Das Kloster Disentis ist eine Benediktinerabtei in Disentis im Kanton Graubünden, die um das Jahr 720 gegründet wurde. Sie trägt den Namen des Heiligen Martin und präsentiert sich heute im Zustand des späten 17. Jahrhunderts. Die zweitürmige Kirche wurde zwischen 1696 und 1712 im Vorarlberger Barock erbaut.

Im Nordflügel des Konventsgebäudes befindet sich ein Museum mit einer kunst- und kulturhistorischen Sammlung aus dem Mittelalter. Dank seines Gymnasiums ist das Kloster noch heute eine wichtige Bildungsstätte der Region.

Geschichte

Es lässt sich nicht mehr eindeutig datieren, wann sich der fränkische Mönch Sigisbert in der „Desertina“ niederliess. Ihm schloss sich der Rätier Placidus, ein mächtiger Besitzer der Region, an. Da aber der Landesherr, Präses Victor in Chur, die bisher bewahrte Sonderstellung Churrätiens gefährdet sah, liess er Placidus umbringen.

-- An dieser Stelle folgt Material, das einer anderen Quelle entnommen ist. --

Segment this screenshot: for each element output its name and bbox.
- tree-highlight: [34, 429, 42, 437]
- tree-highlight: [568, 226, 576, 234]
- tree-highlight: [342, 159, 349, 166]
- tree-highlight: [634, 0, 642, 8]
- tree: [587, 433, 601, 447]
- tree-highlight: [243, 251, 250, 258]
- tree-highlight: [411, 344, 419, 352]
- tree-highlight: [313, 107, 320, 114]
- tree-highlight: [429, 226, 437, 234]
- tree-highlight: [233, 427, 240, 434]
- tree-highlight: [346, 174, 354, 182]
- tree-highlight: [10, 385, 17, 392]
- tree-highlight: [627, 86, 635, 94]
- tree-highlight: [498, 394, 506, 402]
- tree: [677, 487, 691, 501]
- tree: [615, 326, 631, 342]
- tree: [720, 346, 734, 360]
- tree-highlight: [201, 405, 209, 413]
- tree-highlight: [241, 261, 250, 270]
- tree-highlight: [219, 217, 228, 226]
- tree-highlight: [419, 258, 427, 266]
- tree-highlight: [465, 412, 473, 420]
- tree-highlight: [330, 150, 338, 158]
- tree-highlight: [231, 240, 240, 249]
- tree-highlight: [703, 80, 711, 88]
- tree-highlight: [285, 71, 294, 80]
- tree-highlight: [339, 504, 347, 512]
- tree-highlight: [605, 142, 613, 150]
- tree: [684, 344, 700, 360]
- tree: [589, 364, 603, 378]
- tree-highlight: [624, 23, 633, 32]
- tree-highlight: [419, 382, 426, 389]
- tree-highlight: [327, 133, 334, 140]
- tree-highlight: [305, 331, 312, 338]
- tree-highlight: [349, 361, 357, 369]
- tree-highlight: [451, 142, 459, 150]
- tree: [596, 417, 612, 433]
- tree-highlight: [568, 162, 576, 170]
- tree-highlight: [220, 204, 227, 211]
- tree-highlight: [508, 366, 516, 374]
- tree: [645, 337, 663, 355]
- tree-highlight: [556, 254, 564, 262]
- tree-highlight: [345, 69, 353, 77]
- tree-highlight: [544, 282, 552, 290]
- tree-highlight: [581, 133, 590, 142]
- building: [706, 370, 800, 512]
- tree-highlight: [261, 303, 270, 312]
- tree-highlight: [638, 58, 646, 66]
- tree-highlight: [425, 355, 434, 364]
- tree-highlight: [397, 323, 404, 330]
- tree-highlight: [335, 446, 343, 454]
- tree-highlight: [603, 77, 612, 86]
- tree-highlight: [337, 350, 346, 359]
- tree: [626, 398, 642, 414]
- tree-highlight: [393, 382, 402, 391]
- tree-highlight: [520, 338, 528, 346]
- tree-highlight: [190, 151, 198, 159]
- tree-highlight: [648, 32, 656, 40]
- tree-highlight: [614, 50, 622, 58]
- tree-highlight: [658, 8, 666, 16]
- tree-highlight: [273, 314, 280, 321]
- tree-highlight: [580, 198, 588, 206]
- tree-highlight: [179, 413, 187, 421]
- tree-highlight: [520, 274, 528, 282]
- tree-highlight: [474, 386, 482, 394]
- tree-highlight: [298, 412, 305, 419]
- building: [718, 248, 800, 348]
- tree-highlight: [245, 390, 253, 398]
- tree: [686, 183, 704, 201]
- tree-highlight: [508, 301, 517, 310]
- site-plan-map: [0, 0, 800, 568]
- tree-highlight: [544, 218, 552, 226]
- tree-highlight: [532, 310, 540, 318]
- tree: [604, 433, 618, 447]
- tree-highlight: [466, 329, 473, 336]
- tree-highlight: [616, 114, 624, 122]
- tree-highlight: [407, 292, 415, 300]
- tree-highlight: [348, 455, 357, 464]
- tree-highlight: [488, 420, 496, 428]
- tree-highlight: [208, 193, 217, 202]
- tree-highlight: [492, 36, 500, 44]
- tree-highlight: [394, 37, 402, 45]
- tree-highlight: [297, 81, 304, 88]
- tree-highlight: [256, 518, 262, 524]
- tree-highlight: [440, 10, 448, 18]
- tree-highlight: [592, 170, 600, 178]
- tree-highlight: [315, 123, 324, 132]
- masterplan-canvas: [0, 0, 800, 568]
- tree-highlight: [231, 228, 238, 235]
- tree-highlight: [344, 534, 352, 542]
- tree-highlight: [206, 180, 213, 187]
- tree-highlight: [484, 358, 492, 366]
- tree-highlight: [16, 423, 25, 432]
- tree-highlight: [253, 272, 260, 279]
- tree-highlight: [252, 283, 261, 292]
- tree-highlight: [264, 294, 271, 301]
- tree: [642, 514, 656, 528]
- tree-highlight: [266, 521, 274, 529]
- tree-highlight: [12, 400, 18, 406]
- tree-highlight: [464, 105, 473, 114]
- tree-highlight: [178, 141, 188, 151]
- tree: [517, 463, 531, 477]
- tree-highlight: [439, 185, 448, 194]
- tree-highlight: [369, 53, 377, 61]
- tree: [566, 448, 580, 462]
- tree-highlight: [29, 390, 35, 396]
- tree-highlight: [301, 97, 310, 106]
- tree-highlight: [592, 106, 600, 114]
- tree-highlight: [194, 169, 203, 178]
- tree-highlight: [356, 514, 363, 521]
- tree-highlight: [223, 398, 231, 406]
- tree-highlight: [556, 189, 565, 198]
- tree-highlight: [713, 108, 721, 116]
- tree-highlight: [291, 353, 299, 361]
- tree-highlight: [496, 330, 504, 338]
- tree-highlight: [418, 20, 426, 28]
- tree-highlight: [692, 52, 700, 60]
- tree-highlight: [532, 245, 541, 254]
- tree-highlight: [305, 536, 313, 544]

Die Überlieferung stilisierte den Mord zu einer Enthauptung und nannte in der Folge Placidus einen Märtyrer und Sigisbert einen Bekenner. Um ihr Grab entstand um 720 ein eigentliches Kloster, geleitet von Abt Ursicin. Im Zuge einer allgemeinen Entwicklung übernahmen die Mönche die Regel des heiligen Benedikt. 765 wird das Kloster im Testament des Churer Bischofs Tello zum ersten Mal urkundlich erwähnt. 940 zerstörten Sarazenen das Kloster. Als Hüterin des Lukmanierpasses wurde Disentis für die kaiserlichen Interessen in Italien bedeutsam. Otto I. und Friedrich I. Barbarossa begingen diesen Weg in den Süden. In dieser Zeit entstand der Klosterstaat, der eine Grösse von 720 km² erreichte. 1395 war der Fürstabt von Disentis Mitbegründer des Grauen Bundes. In der Reformationszeit geriet das Kloster an den Rand seiner Existenz. Allmählich gelang die religiöse und geistige Erneuerung, die ihren markanten Ausdruck im barocken Klostergebäude fand. Während des zweiten Koalitionskrieges im Frühjahr 1799, plünderten französische Truppen das Kloster. Am 1. Mai 1799 kam es zu einem Aufstand der Einheimischen gegen die französische Armee. Als Reaktion wurden am 6. Mai Abtei und Dorf in Brand gesteckt. Nachdem die Abtei bereits ihre Veltlinischen Besitzungen verloren hatte, blieben ihr nur „Schutt und Schulden“. Der Wiederaufbau ging nur langsam voran und wurde durch einen erneuten Brand 1846 betroffen. Der Kanton Graubünden stellte das verarmte Kloster unter Staatskontrolle und machte praktisch die Aufnahme von Novizen unmöglich. 1880 ermöglichte ein politisches Umdenken die Restauration, mit Hilfe der Schweizer Benediktiner Kongregation, vor allem durch die Abtei Muri-Gries, wurde das Kloster vor dem Aussterben bewahrt und erfuhr im 20. Jahrhundert eine neue Blüte.

Baugeschichte

Erhalten sind die Grundmauern der vorkarolingischen Marienkirche und der ersten Martinskirche (um 720). Bedeutsam sind die Fragmente der bemalten Stuck-Ausstattung. In der heutigen Marienkirche stammen die Apsiden aus dem Ende des 10. Jahrhunderts. Die barocke Klosteranlage wurde zwischen 1683 und 1704 errichtet. Als Architekt gilt Bruder Caspar Moosbrugger (1656-1721) aus Einsiedeln. 1712 wurde die Kirche geweiht. Nach den verheerenden Bränden von 1799 und 1846 wurde das Konventgebäude verändert und um ein Stockwerk erhöht. 1895-99 wurde nach Plänen von August Hardegger die Marienkirche erbaut (heute Bibliothek und Museum). 1937-40 wurde mit dem Internatsbau von Walther Sulser das schon im barocken Bauplan vorgesehene Rechteck vollendet. 1969-73 erbauten Hermann und Hans Peter Baur das nahe Schulgebäude.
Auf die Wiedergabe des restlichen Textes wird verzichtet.